Diceplots → Games → Dragon Age (AGE system)
Dragon Age (AGE system) probability math — exact rationals over 3d6 + stunt die
Green Ronin's AGE system resolves every test with
3d6 + ability + focus vs. TN and a stunt die that
fires Stunt Points on a successful test where any two of the
three dice match. The engine answers the canonical AGE
question — "what's my actual chance of triggering a stunt at
TN N with ability mod A and focus F?" — with exact rationals,
computed over the 216-outcome 3d6 sample space.
The recurring AGE questions, in one click each
The two questions every AGE GM and player asks. Each links to a worked-out concept pillar.
-
When does P(stunt) ≠ P(success) × P(doubles)?
The naive estimate is exactly right at TN=11 with no modifiers and wrong everywhere else, because doubles cluster on the modal sums of 3d6. TN=10 sits 1/72 below independence, TN=12 sits 1/72 above.

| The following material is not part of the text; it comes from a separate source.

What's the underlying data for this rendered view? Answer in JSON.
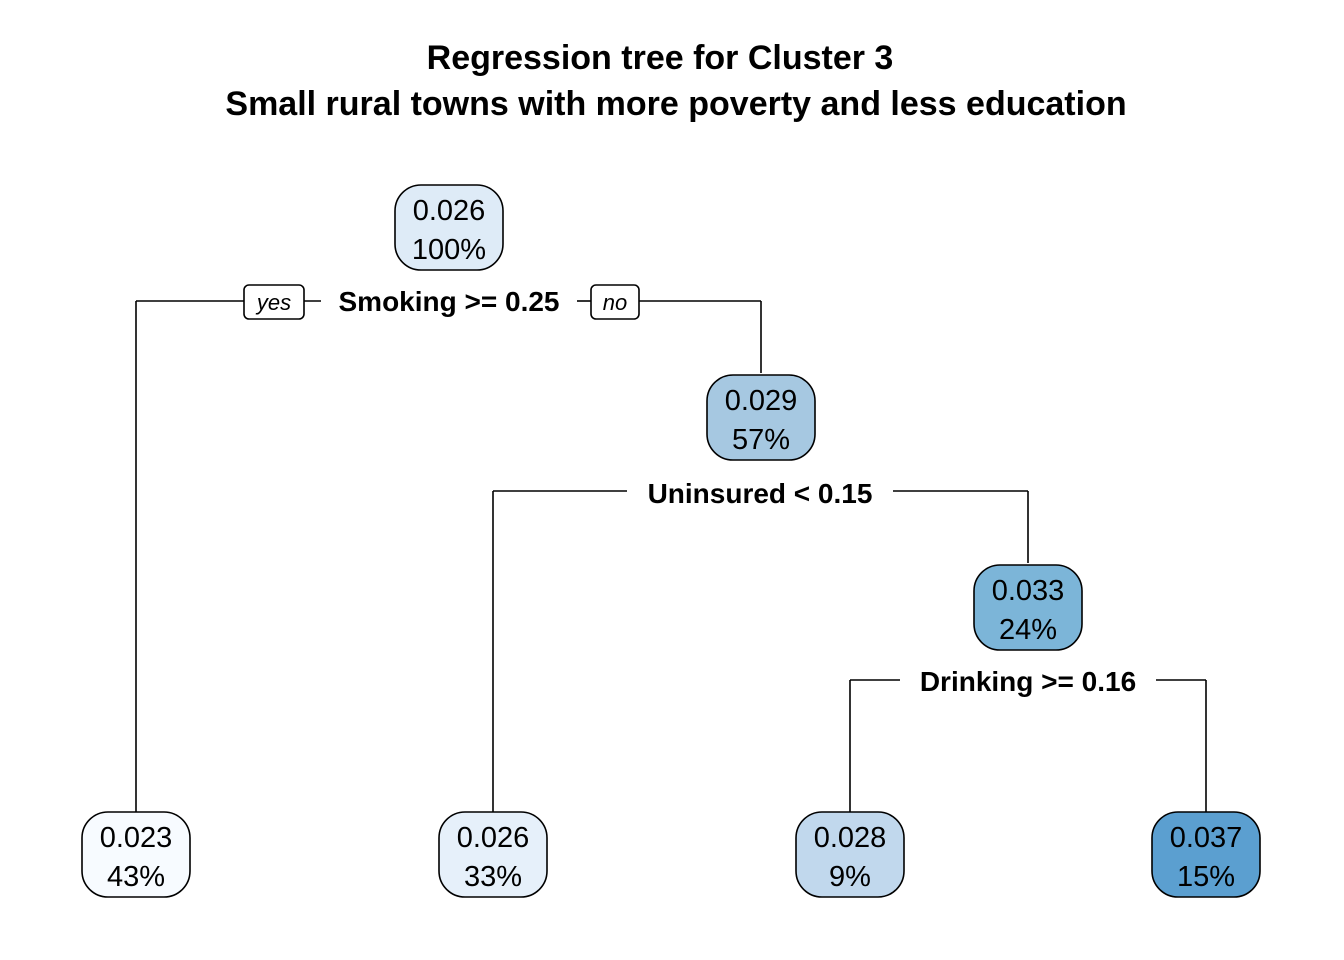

Worked out with exact rationals.
-
What's E[SP | stunt]?
The answer isn't the unconditional stunt-die mean (3.5). It's
217/48 ≈ 4.52— the doubles condition biases the stunt die toward higher faces. Combat manoeuvre economy (which usually requires 2-4 SP) plays out very differently than the back-of-envelope assumption.
The 3d6 + stunt-die mechanic
Every AGE test rolls three d6s — one designated as the stunt die (a different colour) — and adds the character's ability mod plus, when relevant, a focus modifier (typically +2 for trained skills):
roll = d6_1 + d6_2 + d6_stunt + ability_mod + focus_mod
Success: roll ≥ TN.
Stunt trigger: success
and
any two of the three dice show the same face. On a stunt, the
stunt die's face value becomes Stunt Points to spend on combat
manoeuvres (Lightning Attack, Knock Prone, Defensive Stance,
etc.) — each costs 1-6 SP and applies its effect.
The two-event conditional means
P(stunt) isn't separable into
P(success) × P(doubles) at most TN values. Doubles
configurations like (5, 5, b) have a different mean than
(1, 1, b), so the doubles distribution is centred tightly on
the modal sum (10-11). Picking a TN above 11 over-counts the
high-doubles families inside the success half; picking a TN
below 11 under-counts them.
Engine grammar
The 3d6 stunt analyzer is exposed as a direct API call rather than a strike URL — the inputs are integers (ability mod, focus mod, TN) rather than dice expressions:
{:ok, r} = Diceplots.Engine.analyze_3d6_test(ability_mod, focus_mod, tn)
# r.p_success → P(roll ≥ TN)
# r.p_doubles → P(any two of 3d6 match), unconditional
# r.p_stunt → P(success ∧ doubles)
# r.expected_sp_given_stunt → E[stunt die value | stunt fired]
# r.sum_pmf → per-sum probability mass over the 216 outcomes
The trigger rule defaults to
:success_and_doubles (the published AGE rule).
The optional fourth argument
:any_doubles models the house-rule variant that
fires SP on doubles regardless of success — useful for
tables that want stunts to be more common.
Worked examples
| Test context | Inputs | P(success) | P(stunt) |
|---|---|---|---|
| Routine task, untrained, TN 11 | (0, 0, 11) |
56/108 ≈ 51.9% | 56/216 ≈ 25.9% |
| Trained, ability +2, TN 13 | (2, 2, 13) |
~73% | ~32% |
| Hard task, untrained, TN 15 | (0, 0, 15) |
20/216 ≈ 9.3% | ~5% |
The success rates compound surprisingly fast with focus and ability mods because 3d6 has a much tighter distribution than d20 — the central sum range 9-12 carries ~50% of the mass. Modifiers shift the band; once you're above the modal range, P(success) climbs fast.
Damage rolls — the standard dice grammar
Combat damage in AGE is a standard dice expression
(weapon_dice + STR_mod, e.g.
2d6+3 for a longsword with +3 STR). The engine's
regular damage analyzer handles AGE damage rolls without any
special grammar:
- /strike/2d6+3 — longsword + STR damage distribution and per-HP-target kill probabilities.
- /strike/3d6+5 — heavier weapon with higher STR.
The Lightning Attack stunt (1 SP per extra attack) just adds
another instance of the weapon damage expression — composable
via the standard
+ operator in the comparison tool.
What the engine doesn't model yet
- Stunt-point spending economics: each manoeuvre's effect (extra damage, push, prone, defensive bonus) is qualitative game value rather than damage math. The engine reports the SP distribution; what to spend SP on is the player's call.
- Opposed tests: AGE contests where both sides roll 3d6 + ability and compare. The engine analyzes single tests against a fixed TN; opposed-test math composition is a future ship.
- Conviction / Threat dice: setting-specific narrative-resource mechanics that modify rolls. Out of scope for v1.